Railroad museum located in Ashwaubenon Bay, Wisconsin

The National Railroad Museum is a railroad museum located in Ashwaubenon, Wisconsin, United States.

Founded in 1956 by community volunteers, the National Railroad Museum is one of the oldest and largest U.S. institutions dedicated to preserving and interpreting the nation's railroad history. Two years later, a joint resolution of Congress recognized the museum as the National Railroad Museum. The museum has been a nonprofit 501(c)(3) organization since 1958.

Its collection of locomotives and rolling stock spans more than a century. Notable items include an Aerotrain; Union Pacific Big Boy No. 4017, one of the world's largest steam locomotives; and British Railways Class A4 No. 60008 Dwight D Eisenhower (ex-London & North Eastern Railway No. 4496 Golden Shuttle) and train used by the Supreme Allied Commander and his staff in the United Kingdom and continental Europe during World War II.
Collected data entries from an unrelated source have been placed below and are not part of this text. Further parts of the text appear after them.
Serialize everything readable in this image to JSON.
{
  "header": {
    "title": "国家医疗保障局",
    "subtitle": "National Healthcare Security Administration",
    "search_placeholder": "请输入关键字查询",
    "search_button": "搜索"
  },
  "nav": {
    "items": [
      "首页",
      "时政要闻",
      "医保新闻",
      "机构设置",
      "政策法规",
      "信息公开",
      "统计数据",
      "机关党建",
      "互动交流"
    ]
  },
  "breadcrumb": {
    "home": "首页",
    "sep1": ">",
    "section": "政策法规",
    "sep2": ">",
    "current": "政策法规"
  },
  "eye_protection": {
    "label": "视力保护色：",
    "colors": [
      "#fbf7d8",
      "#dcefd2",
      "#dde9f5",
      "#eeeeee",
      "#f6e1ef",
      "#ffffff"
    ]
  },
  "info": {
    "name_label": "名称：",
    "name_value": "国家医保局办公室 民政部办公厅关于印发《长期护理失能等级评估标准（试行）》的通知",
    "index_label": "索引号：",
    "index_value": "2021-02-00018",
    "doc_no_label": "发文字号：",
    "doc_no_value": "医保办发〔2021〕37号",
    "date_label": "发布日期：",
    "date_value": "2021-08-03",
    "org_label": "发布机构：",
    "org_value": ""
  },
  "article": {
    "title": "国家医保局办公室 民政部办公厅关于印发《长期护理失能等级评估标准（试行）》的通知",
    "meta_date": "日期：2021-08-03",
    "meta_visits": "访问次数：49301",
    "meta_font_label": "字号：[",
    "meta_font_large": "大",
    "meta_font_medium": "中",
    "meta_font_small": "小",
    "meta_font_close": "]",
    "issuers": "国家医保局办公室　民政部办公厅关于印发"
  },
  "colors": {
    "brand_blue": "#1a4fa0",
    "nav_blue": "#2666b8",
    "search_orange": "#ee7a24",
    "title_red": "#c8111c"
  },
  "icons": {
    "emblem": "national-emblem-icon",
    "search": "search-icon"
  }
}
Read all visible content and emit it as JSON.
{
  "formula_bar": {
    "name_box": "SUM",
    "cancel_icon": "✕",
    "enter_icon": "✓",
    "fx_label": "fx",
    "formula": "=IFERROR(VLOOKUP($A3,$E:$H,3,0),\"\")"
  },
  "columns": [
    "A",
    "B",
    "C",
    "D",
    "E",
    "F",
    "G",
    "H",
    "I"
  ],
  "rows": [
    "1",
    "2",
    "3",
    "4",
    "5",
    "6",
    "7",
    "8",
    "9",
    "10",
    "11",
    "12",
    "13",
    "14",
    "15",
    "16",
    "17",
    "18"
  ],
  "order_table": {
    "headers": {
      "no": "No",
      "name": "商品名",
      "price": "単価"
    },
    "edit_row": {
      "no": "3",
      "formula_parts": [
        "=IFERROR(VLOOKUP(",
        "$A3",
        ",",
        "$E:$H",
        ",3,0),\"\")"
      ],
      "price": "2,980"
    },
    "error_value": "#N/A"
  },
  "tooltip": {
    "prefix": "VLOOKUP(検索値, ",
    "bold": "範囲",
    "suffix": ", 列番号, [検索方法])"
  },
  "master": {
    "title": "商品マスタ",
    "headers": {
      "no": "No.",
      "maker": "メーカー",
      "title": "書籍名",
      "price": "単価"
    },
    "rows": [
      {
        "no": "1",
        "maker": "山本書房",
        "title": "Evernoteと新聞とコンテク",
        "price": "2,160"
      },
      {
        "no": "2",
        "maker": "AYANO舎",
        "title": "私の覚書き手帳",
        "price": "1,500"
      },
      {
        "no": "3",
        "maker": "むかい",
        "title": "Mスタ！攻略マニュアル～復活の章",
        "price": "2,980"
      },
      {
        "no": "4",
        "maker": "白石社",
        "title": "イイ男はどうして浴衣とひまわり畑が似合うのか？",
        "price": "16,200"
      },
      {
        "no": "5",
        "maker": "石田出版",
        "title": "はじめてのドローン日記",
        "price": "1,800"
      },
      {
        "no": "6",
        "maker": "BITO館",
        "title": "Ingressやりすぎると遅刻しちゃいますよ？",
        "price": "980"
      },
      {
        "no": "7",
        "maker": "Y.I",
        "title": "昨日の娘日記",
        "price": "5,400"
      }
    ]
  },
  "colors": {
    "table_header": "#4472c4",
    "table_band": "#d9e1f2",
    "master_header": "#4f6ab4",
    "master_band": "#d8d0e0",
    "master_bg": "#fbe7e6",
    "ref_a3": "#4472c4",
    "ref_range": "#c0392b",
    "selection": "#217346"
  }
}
The Frederick J. Lenfesty Center, an enclosed and climate-controlled structure, built in 2001, houses several of the unique and rarer locomotives and cars. A museum building houses railroad artifacts, an archive, and photography gallery. A standard gauge track rings the grounds. An 80 ft wooden observation tower has views of the Fox River and Green Bay.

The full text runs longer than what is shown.